[PD-dev] building fluid~ on Linux (was: [PD] fluid~ for Pd-Vanilla - test version)

Roman Haefeli reduzent at gmail.com
Sun Jan 10 17:14:15 CET 2021


On Fri, 2021-01-08 at 23:13 +0100, Roman Haefeli wrote:
> On Fri, 2021-01-08 at 12:47 +0100, Roman Haefeli wrote:
> > On Fri, 2021-01-08 at 12:29 +0100, IOhannes m zmölnig wrote:
> > Hopefully, we'll be able to create fluid~ that also supports sf3
> > files.
> 
> I got fluidsynth compiled with libsndfile support. When loading an
> SF3
> soundfont, there is no error, but I can't get any sound out of
> [fluid~]. So I am not sure whether I'm doing something wrong or SF3
> support is broken still (more likely).

As Alexndre already pointed out, my testing was bogus and playing SF3
works fine when choosing a non-silent program (and using a SF3-file
that actually works). 
> 
> Anyway, it turns out to be an adventure with many more stumbling
> blocks
> ahead, for me at least . When I build fluidsynth, it links to the
> system-wide installed libsndfile. So, I'm not sure how to go about
> about making everything local. Is this when static linking is used? 

Ok, I got around re-compiling everything and learning the
idiosyncracies of unfamilier build sytems by patching the binaries.

I sitll compiled fluidsynth so that it has the exact support I want,
not more, not less. Basically, I only want libsndfile support (for
loading SF3-files) and everything else disabled. I copied all
dependencies to the folder of fluid~·pd_linux and used the patchelf
command line utility to set RUNPATH to $ORIGIN. 

The result can be found here:
https://netpd.org/~roman/tmp/fluid~/fluid~%5bvtest-2~sf3-support%5d(Linux-amd64-32).zip

Read more about $ORIGIN and RUNPATH:
https://nehckl0.medium.com/creating-relocatable-linux-executables-by-setting-rpath-with-origin-45de573a2e98

That is a process I think is less work and for me easier to grab than
re-compiling the whole dependency chain. I might be able to turn this
into a linuxdep.sh script. Since I'm still learning a lot, I wonder if
this is the way to go or if it's considered hacky to fix things after
the fact? I'd like to hear some expert opinion.

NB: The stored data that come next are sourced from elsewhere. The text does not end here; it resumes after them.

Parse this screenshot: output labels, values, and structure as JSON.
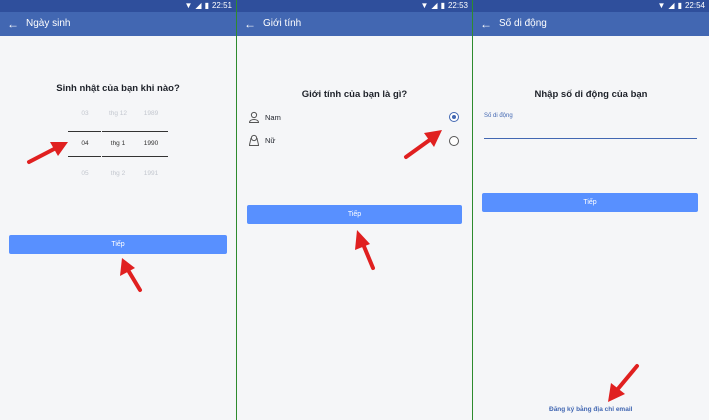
{
  "screens": [
    {
      "time": "22:51",
      "title": "Ngày sinh",
      "heading": "Sinh nhật của bạn khi nào?",
      "picker": {
        "day": [
          "03",
          "04",
          "05"
        ],
        "month": [
          "thg 12",
          "thg 1",
          "thg 2"
        ],
        "year": [
          "1989",
          "1990",
          "1991"
        ]
      },
      "button": "Tiếp"
    },
    {
      "time": "22:53",
      "title": "Giới tính",
      "heading": "Giới tính của bạn là gì?",
      "options": [
        {
          "label": "Nam",
          "selected": true
        },
        {
          "label": "Nữ",
          "selected": false
        }
      ],
      "button": "Tiếp"
    },
    {
      "time": "22:54",
      "title": "Số di động",
      "heading": "Nhập số di động của bạn",
      "field_label": "Số di động",
      "button": "Tiếp",
      "link": "Đăng ký bằng địa chỉ email"
    }
  ],
  "colors": {
    "appbar": "#4267b2",
    "statusbar": "#2f4f9c",
    "button": "#5890ff",
    "arrow": "#e02020",
    "panel_divider": "#2e8b2e"
  },
  "icons": [
    "back-arrow-icon",
    "wifi-icon",
    "signal-icon",
    "battery-icon",
    "male-person-icon",
    "female-person-icon",
    "annotation-arrow-icon"
  ]
}
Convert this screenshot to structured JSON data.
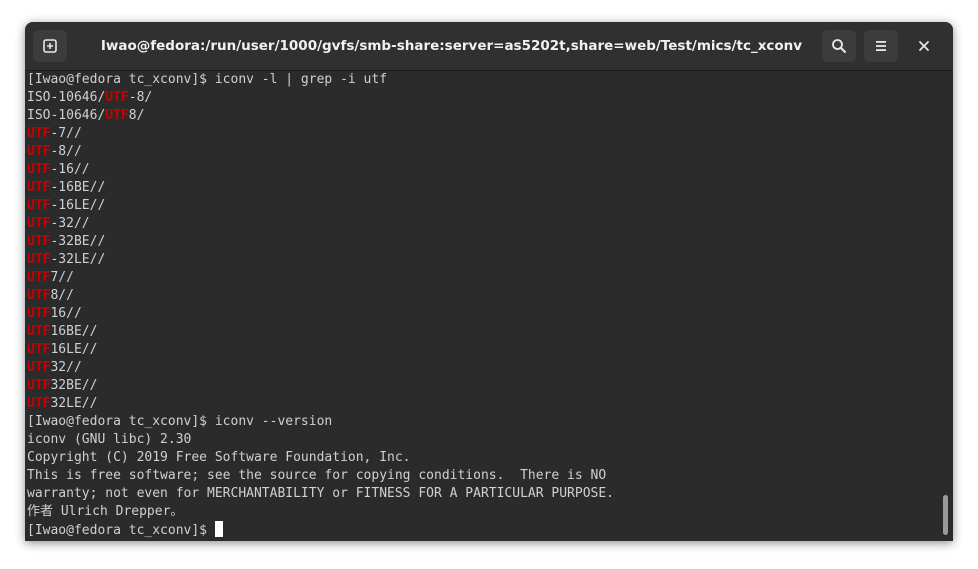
{
  "window": {
    "title": "Iwao@fedora:/run/user/1000/gvfs/smb-share:server=as5202t,share=web/Test/mics/tc_xconv"
  },
  "icons": {
    "new_tab": "new-tab-icon",
    "search": "search-icon",
    "menu": "hamburger-menu-icon",
    "close": "close-icon"
  },
  "colors": {
    "terminal_bg": "#2b2b2b",
    "terminal_fg": "#d0d0d0",
    "match_highlight": "#cc0000",
    "titlebar_bg": "#303030"
  },
  "terminal": {
    "lines": [
      [
        {
          "t": "[Iwao@fedora tc_xconv]$ iconv -l | grep -i utf"
        }
      ],
      [
        {
          "t": "ISO-10646/"
        },
        {
          "t": "UTF",
          "hl": true
        },
        {
          "t": "-8/"
        }
      ],
      [
        {
          "t": "ISO-10646/"
        },
        {
          "t": "UTF",
          "hl": true
        },
        {
          "t": "8/"
        }
      ],
      [
        {
          "t": "UTF",
          "hl": true
        },
        {
          "t": "-7//"
        }
      ],
      [
        {
          "t": "UTF",
          "hl": true
        },
        {
          "t": "-8//"
        }
      ],
      [
        {
          "t": "UTF",
          "hl": true
        },
        {
          "t": "-16//"
        }
      ],
      [
        {
          "t": "UTF",
          "hl": true
        },
        {
          "t": "-16BE//"
        }
      ],
      [
        {
          "t": "UTF",
          "hl": true
        },
        {
          "t": "-16LE//"
        }
      ],
      [
        {
          "t": "UTF",
          "hl": true
        },
        {
          "t": "-32//"
        }
      ],
      [
        {
          "t": "UTF",
          "hl": true
        },
        {
          "t": "-32BE//"
        }
      ],
      [
        {
          "t": "UTF",
          "hl": true
        },
        {
          "t": "-32LE//"
        }
      ],
      [
        {
          "t": "UTF",
          "hl": true
        },
        {
          "t": "7//"
        }
      ],
      [
        {
          "t": "UTF",
          "hl": true
        },
        {
          "t": "8//"
        }
      ],
      [
        {
          "t": "UTF",
          "hl": true
        },
        {
          "t": "16//"
        }
      ],
      [
        {
          "t": "UTF",
          "hl": true
        },
        {
          "t": "16BE//"
        }
      ],
      [
        {
          "t": "UTF",
          "hl": true
        },
        {
          "t": "16LE//"
        }
      ],
      [
        {
          "t": "UTF",
          "hl": true
        },
        {
          "t": "32//"
        }
      ],
      [
        {
          "t": "UTF",
          "hl": true
        },
        {
          "t": "32BE//"
        }
      ],
      [
        {
          "t": "UTF",
          "hl": true
        },
        {
          "t": "32LE//"
        }
      ],
      [
        {
          "t": "[Iwao@fedora tc_xconv]$ iconv --version"
        }
      ],
      [
        {
          "t": "iconv (GNU libc) 2.30"
        }
      ],
      [
        {
          "t": "Copyright (C) 2019 Free Software Foundation, Inc."
        }
      ],
      [
        {
          "t": "This is free software; see the source for copying conditions.  There is NO"
        }
      ],
      [
        {
          "t": "warranty; not even for MERCHANTABILITY or FITNESS FOR A PARTICULAR PURPOSE."
        }
      ],
      [
        {
          "t": "作者 Ulrich Drepper。"
        }
      ],
      [
        {
          "t": "[Iwao@fedora tc_xconv]$ "
        }
      ]
    ],
    "scroll_position": 1.0
  }
}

What I'm still wondering is how to distinguish dependencies required to
be included into a Deken package from those that we assume are already
installed on the system. Is there a proper way for making that
distinction? Without that distintion, I'll probably have to hard-code
all those libs that shouldn't be included in the final package.